I drove a fifteen-year-old fourth-hand Peugeot station wagon across the northern United States in early September of 1971. The freeways weren’t built yet. Every forty miles or so I would park by the side of the road and draw the landscape, whatever it happened to be. I parked behind motels at night and slept in the car.
I had never seen such a beautiful place as the western side of the Cascades. I drove to Olympia, little and peaceful. I found Marilyn living in a small old house with a big chicken coop. I slept in the chicken coop which was also Marilyn’s studio. Now the spot has a Big Lots store on it. The land where the mall is now, across West 9th Street, was acres of Scotch broom.
I got a crap job typing invoices for a publishing startup that was renting space at Evergreen. Evergreen was about two years old and not yet completely up to speed, but there was a tiny, tiny intaglio printmaking shop. I would go there after my typing job every day and make prints.
In March a painting teacher fell ill and I was recruited to see her students through the end of the year. Cappy Thompson was a student in that program. She hated me, but she got over it. Dennis Hastings was also a student in that program, and he taught us to say things were bad if what we meant was that they were good.
I was making big abstract paintings on raw unstretched canvas. Jo and Thad Curtz still have one in their living room. Also tiny drawings in the print studio. I was perfectly happy. I liked going to SeaMart, which had everything. I was young, and in love with someone. I’d forgotten about California.
People in Washington didn’t have any accents. They all spoke like people on TV, like Americans. I was thrilled. In New York and Boston there were six kinds of immigrants from Europe, but not here. I thought I had found a classless society. I learned to hear people’s speech patterns better when I was employed to work with kids in a prison south of town.
Marilyn Frasca and Lynn Patterson and I had a plan to buy a farm and be farmer-intellectuals.

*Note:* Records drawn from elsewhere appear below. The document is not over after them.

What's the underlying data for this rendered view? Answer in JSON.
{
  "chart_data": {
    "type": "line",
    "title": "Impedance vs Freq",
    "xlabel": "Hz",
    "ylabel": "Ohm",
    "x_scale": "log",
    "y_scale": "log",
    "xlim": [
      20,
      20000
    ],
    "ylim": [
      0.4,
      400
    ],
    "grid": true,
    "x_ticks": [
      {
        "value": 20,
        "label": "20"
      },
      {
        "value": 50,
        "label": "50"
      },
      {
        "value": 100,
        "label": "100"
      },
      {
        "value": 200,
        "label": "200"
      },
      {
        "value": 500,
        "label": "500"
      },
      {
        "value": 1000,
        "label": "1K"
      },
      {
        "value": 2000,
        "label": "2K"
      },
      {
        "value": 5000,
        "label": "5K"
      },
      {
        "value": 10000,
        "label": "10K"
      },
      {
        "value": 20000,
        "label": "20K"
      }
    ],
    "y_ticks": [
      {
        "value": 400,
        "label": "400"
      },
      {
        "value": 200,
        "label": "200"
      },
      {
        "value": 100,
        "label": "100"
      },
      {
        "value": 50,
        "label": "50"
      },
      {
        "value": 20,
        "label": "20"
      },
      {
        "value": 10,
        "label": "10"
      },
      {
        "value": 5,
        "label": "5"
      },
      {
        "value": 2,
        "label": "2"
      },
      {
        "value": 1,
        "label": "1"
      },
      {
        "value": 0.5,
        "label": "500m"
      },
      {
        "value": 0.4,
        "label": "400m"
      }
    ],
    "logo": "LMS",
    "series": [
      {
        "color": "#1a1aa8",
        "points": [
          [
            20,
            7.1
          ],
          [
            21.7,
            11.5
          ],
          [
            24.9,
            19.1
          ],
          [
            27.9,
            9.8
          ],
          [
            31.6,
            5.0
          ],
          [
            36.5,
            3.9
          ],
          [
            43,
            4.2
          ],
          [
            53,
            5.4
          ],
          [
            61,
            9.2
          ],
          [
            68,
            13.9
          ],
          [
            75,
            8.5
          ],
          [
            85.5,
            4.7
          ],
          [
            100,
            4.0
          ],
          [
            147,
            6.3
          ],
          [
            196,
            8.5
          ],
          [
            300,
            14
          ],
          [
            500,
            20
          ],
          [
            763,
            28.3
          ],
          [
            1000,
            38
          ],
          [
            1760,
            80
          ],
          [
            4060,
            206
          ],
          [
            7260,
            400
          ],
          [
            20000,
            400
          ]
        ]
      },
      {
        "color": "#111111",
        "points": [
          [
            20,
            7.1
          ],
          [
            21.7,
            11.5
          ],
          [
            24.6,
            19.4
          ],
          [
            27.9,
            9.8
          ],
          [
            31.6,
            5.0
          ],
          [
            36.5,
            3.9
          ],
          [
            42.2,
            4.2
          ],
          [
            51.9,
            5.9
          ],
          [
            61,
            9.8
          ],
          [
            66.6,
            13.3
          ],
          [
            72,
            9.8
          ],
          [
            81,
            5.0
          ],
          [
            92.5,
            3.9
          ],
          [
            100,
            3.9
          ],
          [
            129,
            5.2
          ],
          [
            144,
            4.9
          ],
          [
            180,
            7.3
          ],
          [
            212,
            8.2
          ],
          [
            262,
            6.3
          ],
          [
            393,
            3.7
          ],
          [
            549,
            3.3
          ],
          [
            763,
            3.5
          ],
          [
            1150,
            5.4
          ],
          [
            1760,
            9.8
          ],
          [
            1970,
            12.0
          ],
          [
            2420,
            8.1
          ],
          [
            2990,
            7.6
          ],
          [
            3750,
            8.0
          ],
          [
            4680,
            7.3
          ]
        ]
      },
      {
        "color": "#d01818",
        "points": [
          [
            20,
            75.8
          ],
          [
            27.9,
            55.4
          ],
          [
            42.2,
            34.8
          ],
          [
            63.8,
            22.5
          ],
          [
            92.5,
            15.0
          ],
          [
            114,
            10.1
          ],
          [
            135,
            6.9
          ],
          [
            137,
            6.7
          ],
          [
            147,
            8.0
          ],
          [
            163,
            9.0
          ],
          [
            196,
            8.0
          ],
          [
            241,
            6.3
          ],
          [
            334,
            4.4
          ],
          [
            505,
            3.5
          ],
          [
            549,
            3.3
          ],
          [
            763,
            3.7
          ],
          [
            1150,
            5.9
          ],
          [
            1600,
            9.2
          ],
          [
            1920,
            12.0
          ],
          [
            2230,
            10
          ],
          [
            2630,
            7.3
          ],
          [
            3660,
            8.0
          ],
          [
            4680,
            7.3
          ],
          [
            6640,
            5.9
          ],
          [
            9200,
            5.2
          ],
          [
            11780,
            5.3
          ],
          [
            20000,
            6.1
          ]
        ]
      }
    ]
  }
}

But Lynn found a nice little house on a hillside above a bay and bought it. The idea of the farm seemed to have been forgotten. But there was a big oyster processing factory on the shore. It was not an inviting structure, but the bay was exceptionally beautiful. I hired a student to build stuff into it that made it increasingly livable, and other students moved in and helped me make the payments. I bought everything I ever needed at SeaMart. When the first summer came, I bought masses of white paint and all the people I had met came over one day and we painted the whole thing. Before that it was institutional hospital green, weathered in character. Now I myself am very weathered. Many years after I arrived in Olympia, I got married to RickMcKinnon, who had kids, and we acquired more kids and lived by the bay till everyone who was going to grow up did grow up. I still live in the oyster factory with another generation of Evergreen students as renters. I’ve had lots of jobs. The most fun job was providing art therapy in downtown Olympia after getting a sketchy M.A. at Antioch. People I love have died, and soon I will too.